September 11th, 2008 at 9:36 am
Wow, I never really thought about it but it does not make sense at all, in one sense I can see it as “Saving To Disk” as in your hard drive but it is not an icon that is recognisable to others who weren’t around when floppies were.
September 11th, 2008 at 12:51 pm
Why not the folder icon? Perhaps with the word save on it, or with an arrow pointing to it? A folder icon would allow a lot of design customization without losing the meaning.
September 11th, 2008 at 3:26 pm
@Larry: Folders are on their way out as well (ie. Microsoft’s new WinFS), so if we switched to using folders we’d have the same problem (although, I don’t really see this “situation” as a problem worth mentioning) in about ten years time when we’re all using databases and categories and tags to organize our files.
I say keep the floppy. It’s become The Save Icon and it’ll take about 1 week for new IT users to get used to it. Besides, it wouldn’t hurt if the people born today, in 15 years time suddenly wonder “what exactly IS that save icon thing?”, and then go Google it. History if phun
September 12th, 2008 at 2:39 am
@ Espen Liland
Quote - “I say keep the floppy.
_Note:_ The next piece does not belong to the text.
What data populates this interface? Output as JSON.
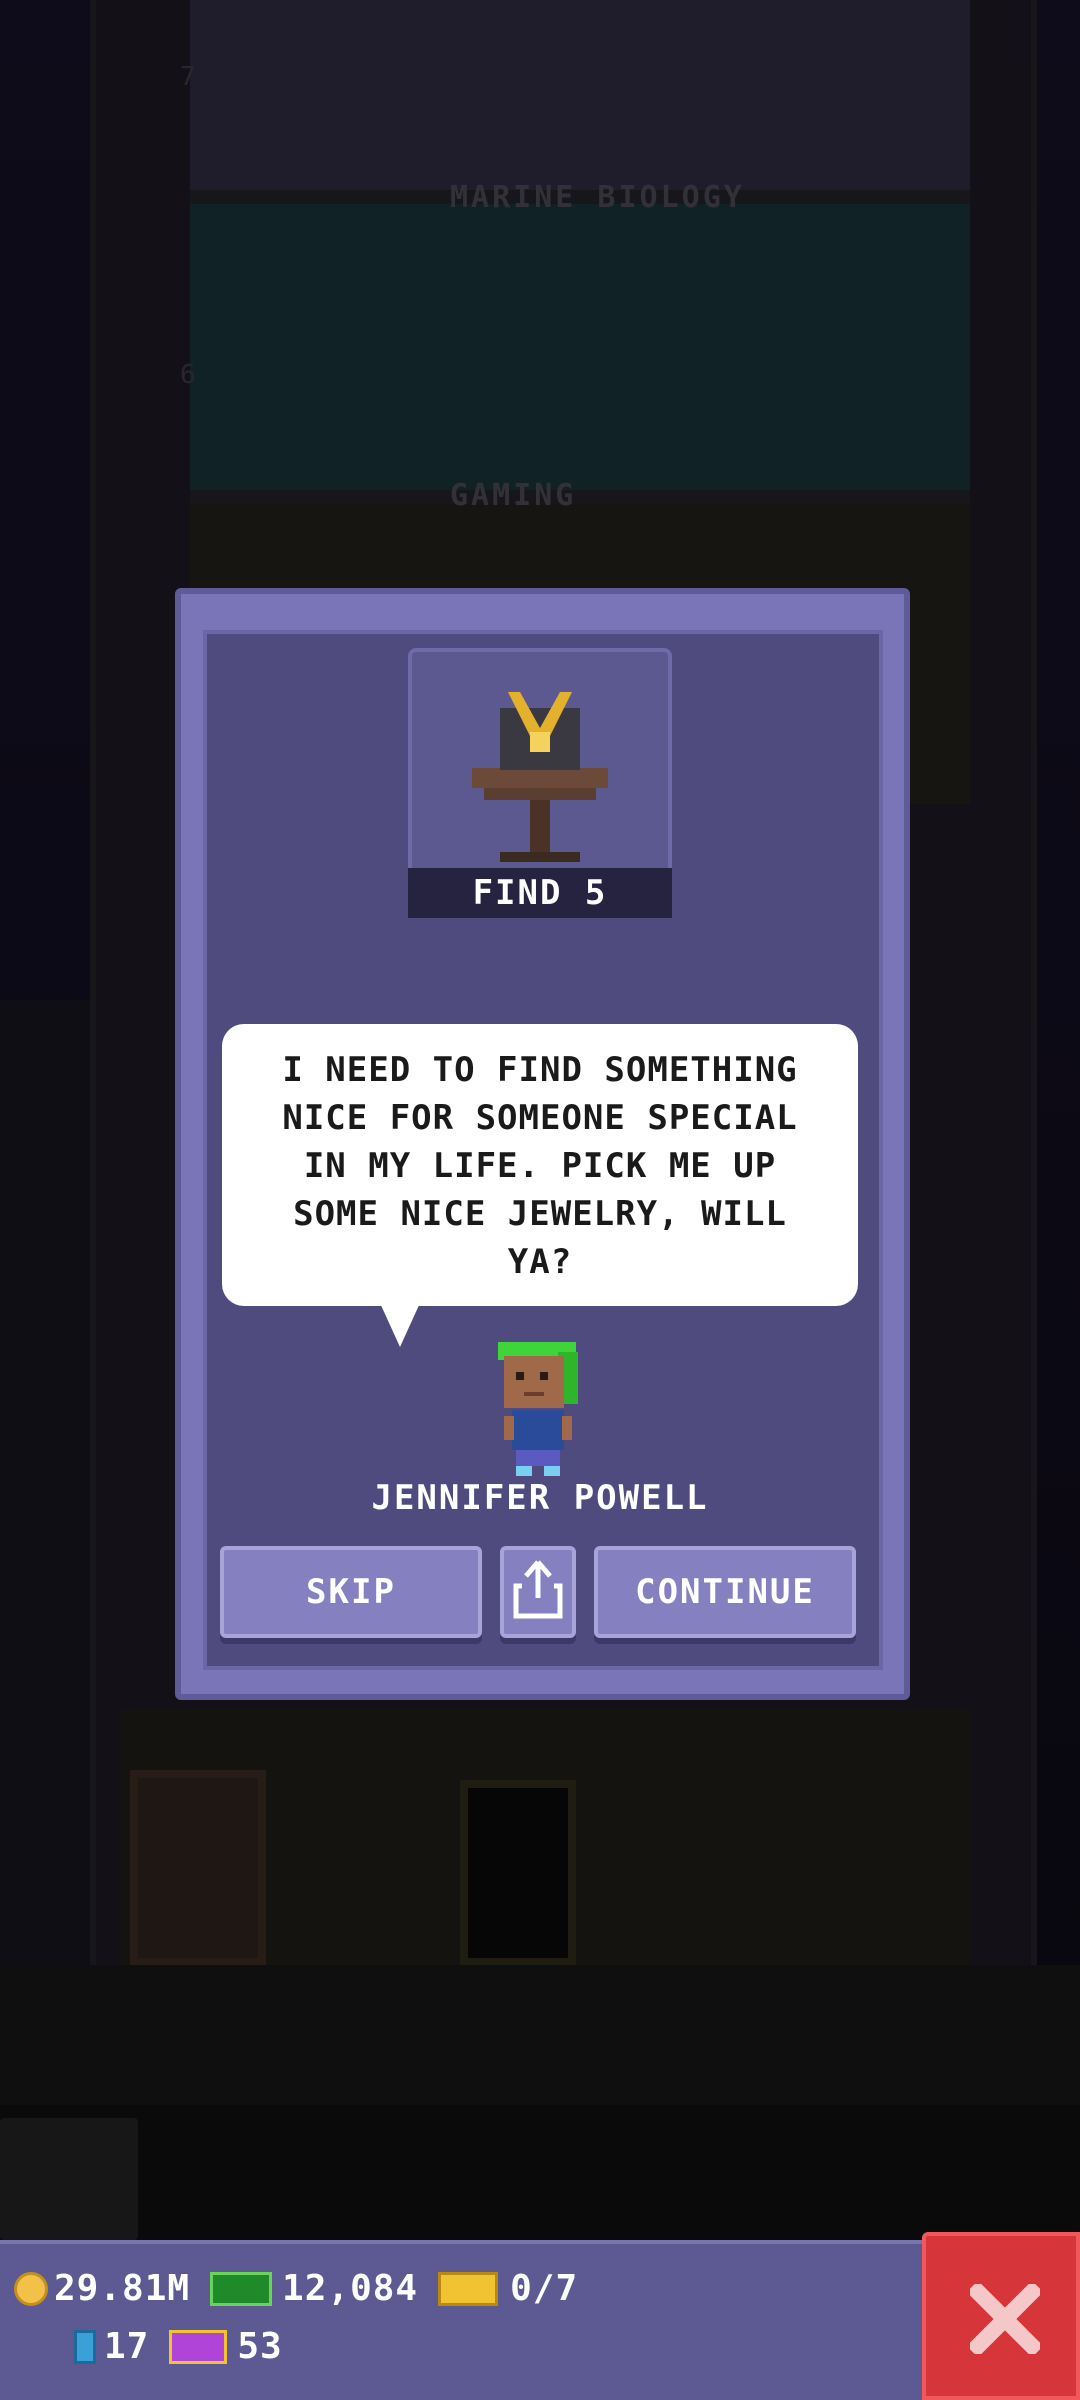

It’s become The Save Icon and it’ll take about 1 week for new IT users to get used to it.”
Well, the point of an icon is that it should be recognized for it’s purpouse strait away right…?
So if that’s the case, maybe we do need a new save icon.
September 12th, 2008 at 5:36 am
if things work, why we have to change?
September 12th, 2008 at 11:39 am
How bout a superman logo? JK seems like a icon of an open hard disk with say a read/write head over might work…
September 14th, 2008 at 12:56 pm
I think you make a good point. It is quite stupid that we still use it, but at the same time I can see why people would say that we should keep it as it’s what we are all used to.
But just think, it’s going to need to change at some point. Why not change it now? Lets say 40 years down the line, it’s just not going to make sense even more so than now.
I think now would be a great time to change it, but as for ideas… I’m stuck for suggestions.
liam’s latest post: Contest: Win a Copy of the brand new Papercut Theme
September 16th, 2008 at 2:11 am
hour-glasses aren’t very modern, but pop up now and then when waiting on certain apps.
just because it’s not used doesn’t mean people won’t understand their origin. or need to.
September 18th, 2008 at 9:32 pm
billtron: even more surprised that a piggy bank hasn’t come up… the shape is visually recognizable and more open to whimsy than a square steel box.
September 19th, 2008 at 4:32 pm
How about going older instead of newer? A book or bookshelf is a good icon (if we stop using a book icon for other stuff). To me, putting something in a book (address book, scrapbook, photo album, journal, notebook, etc.) or on a bookshelf means that you need to keep those exact words for later, so you can pull it off the shelf when you need it. Yes, books might become archaic soon, but they’ll be familiar, and have cultural symbolism, for much longer than disks, etc.
September 29th, 2008 at 8:50 am
For quite a while, MS Office for Mac OS has used a Zip Disk icon instead of a floppy disk. Not that many people ever used Zip Disks, and certainly few people really noticed the difference between a Zip Disk and a floppy disk.
I’ve noticed in Apple’s document-based applications (iWork) that there is no “Save” button on the toolbar. You can’t even customize the toolbar to add one.
Now, some people know command+S to save, or File menu > Save. And, if you don’t know the shortcuts, you’re prompted to save when closing the document or quitting the application. On those dialogue boxes, there is never a Save-related icon, only the word “Save”.
October 2nd, 2008 at 11:57 pm
Instead of “diskette”, change it to “version”, so that each specific change can have its version/revision.
October 6th, 2008 at 9:59 pm
I agree with Dan H, you just hit cmd-s or ctrl-s. It is something too common that you don’t need a graphical icon to explain. And, when is the last time you actually ‘save’ something intentionally to local drive? I assume ‘download’ would be the daily activity.